I hear rain – not in drips and drabs, but pouring and continuous rain. It will no doubt extinguish the fire in the Skoke Valley before it reaches Lake Cushman, and maybe also the fires deep in the forests of the Olympics near Ruby’s territory. The last time I checked the news was over a month ago – I decided not to participate any longer – but I am sure they are still talking about human causes of weather disruption. I am sure others are talking about the effects of the cycles of the sun and changes in earth’s magnetic field. They are right as far as they go, but this can also make us forget that the right song is cure for anything. I do not know who sang for this rain or for how long they sang, but I have strong suspects for who is working on both sides of the mountains. |
There is another way to think of this. I spoke in a previous blog about the necessity of leaving behind the victim child, the victim self, that it is the holy and wholly claimed magical self that requires our attention, our service. In the presence of self-abuse – mentally, psychologically, spiritually – in the home of self-negation – there is no place for the wealth and love of the real parents. In the fearful child I can be played like an out-of-tune instrument. Don't think that media and marketing do not know this.
If you have read other of my blogs you know I am not talking about failure to know our own defenses, those coping attitudes and familiar emotional positions to which the injured child, the victim identity, habitually clings. We all have these icky places that drive our friends nuts, but we cannot free ourselves from them in the territory where they rule. We have to move into a bigger self, a connection with the holy. It is from there that songs have their greatest power, there that we can bring our familiar emotional haunts, our limits, to heel.

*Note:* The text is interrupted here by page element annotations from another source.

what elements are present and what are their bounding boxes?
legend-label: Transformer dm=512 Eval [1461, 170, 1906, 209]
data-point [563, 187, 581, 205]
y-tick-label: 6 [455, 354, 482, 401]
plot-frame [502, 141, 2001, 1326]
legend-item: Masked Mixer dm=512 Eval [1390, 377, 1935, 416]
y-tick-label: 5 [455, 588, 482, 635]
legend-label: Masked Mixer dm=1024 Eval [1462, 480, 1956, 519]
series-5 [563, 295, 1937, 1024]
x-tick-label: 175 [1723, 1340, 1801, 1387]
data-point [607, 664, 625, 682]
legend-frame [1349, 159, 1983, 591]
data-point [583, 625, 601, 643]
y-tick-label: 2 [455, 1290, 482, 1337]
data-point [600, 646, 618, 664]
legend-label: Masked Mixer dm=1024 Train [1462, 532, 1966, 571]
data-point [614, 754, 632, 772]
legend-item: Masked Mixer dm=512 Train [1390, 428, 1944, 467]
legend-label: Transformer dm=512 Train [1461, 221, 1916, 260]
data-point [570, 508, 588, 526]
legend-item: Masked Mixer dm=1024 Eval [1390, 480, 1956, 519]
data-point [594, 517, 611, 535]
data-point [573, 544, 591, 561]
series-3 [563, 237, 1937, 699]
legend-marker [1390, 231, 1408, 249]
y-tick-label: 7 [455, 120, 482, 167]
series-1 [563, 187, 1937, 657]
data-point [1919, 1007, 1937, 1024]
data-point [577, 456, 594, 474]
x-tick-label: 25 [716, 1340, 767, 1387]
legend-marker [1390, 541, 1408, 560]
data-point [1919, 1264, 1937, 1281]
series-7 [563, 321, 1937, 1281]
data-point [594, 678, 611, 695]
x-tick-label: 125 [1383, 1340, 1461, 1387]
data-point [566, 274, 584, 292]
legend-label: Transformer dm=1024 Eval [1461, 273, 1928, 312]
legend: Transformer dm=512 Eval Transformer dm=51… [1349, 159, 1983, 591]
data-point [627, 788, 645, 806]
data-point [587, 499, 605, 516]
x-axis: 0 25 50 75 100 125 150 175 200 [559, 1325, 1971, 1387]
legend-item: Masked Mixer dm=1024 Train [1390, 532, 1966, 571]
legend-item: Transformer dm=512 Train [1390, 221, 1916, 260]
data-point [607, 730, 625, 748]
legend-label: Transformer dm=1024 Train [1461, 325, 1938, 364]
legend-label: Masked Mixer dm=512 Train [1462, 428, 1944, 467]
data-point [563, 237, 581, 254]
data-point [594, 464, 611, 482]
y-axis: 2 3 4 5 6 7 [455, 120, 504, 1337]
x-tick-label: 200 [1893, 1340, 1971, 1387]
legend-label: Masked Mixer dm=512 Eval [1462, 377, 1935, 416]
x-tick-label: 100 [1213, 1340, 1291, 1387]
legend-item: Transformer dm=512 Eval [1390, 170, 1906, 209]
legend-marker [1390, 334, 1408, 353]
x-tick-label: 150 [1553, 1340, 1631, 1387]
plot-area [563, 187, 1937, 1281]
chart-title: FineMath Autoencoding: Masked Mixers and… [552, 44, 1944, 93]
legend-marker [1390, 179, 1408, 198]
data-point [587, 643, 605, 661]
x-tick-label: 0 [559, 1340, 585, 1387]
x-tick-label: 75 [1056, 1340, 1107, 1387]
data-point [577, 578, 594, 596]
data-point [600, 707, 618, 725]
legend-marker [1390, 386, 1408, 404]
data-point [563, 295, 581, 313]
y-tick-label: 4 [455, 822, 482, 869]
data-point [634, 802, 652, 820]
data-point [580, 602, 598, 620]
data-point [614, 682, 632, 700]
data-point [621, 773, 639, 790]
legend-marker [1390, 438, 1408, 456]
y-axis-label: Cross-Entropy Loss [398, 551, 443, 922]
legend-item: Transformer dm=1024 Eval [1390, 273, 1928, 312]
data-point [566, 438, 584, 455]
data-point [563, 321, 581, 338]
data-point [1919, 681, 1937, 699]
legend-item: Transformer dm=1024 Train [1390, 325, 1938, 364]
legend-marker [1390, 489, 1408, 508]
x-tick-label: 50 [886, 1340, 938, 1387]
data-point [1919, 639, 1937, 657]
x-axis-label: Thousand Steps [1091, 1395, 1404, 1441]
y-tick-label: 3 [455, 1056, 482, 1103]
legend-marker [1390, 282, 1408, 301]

I know songs for when I am “on the floor,” but these are also songs for creation, for pulling on one’s luck, making something new. (I describe this in Dream Talk). The spirit opens a door to something bigger and more magnificent, and that "something bigger" is me.
That which tugs frantically at my skirt to shock me into fear and anger, that reduces life to pain and righteousness and makes me forget that stars listen to the people singing? Remember that common pattern of pots in the southwest. On top surrounding the hole is a star, on the bottom the earth. In between are the people holding hands, dancing with their tasseled corn, linking sky to earth, spirit to sacred matter. Singing - the people knowing their power, their nature, their work.
I do not mean that we remain ignorant of what is, that we refuse to see in order to protect ourselves. Of course not. After all, I do have an adult on-board. But I do not choose to make my home in those dimensions.
Instead I am grateful that someone knows the song for rain. I hear one now in the trees, the powerful voices of women, the strong drums of men. On this song my spirit remembers who I am, who you are.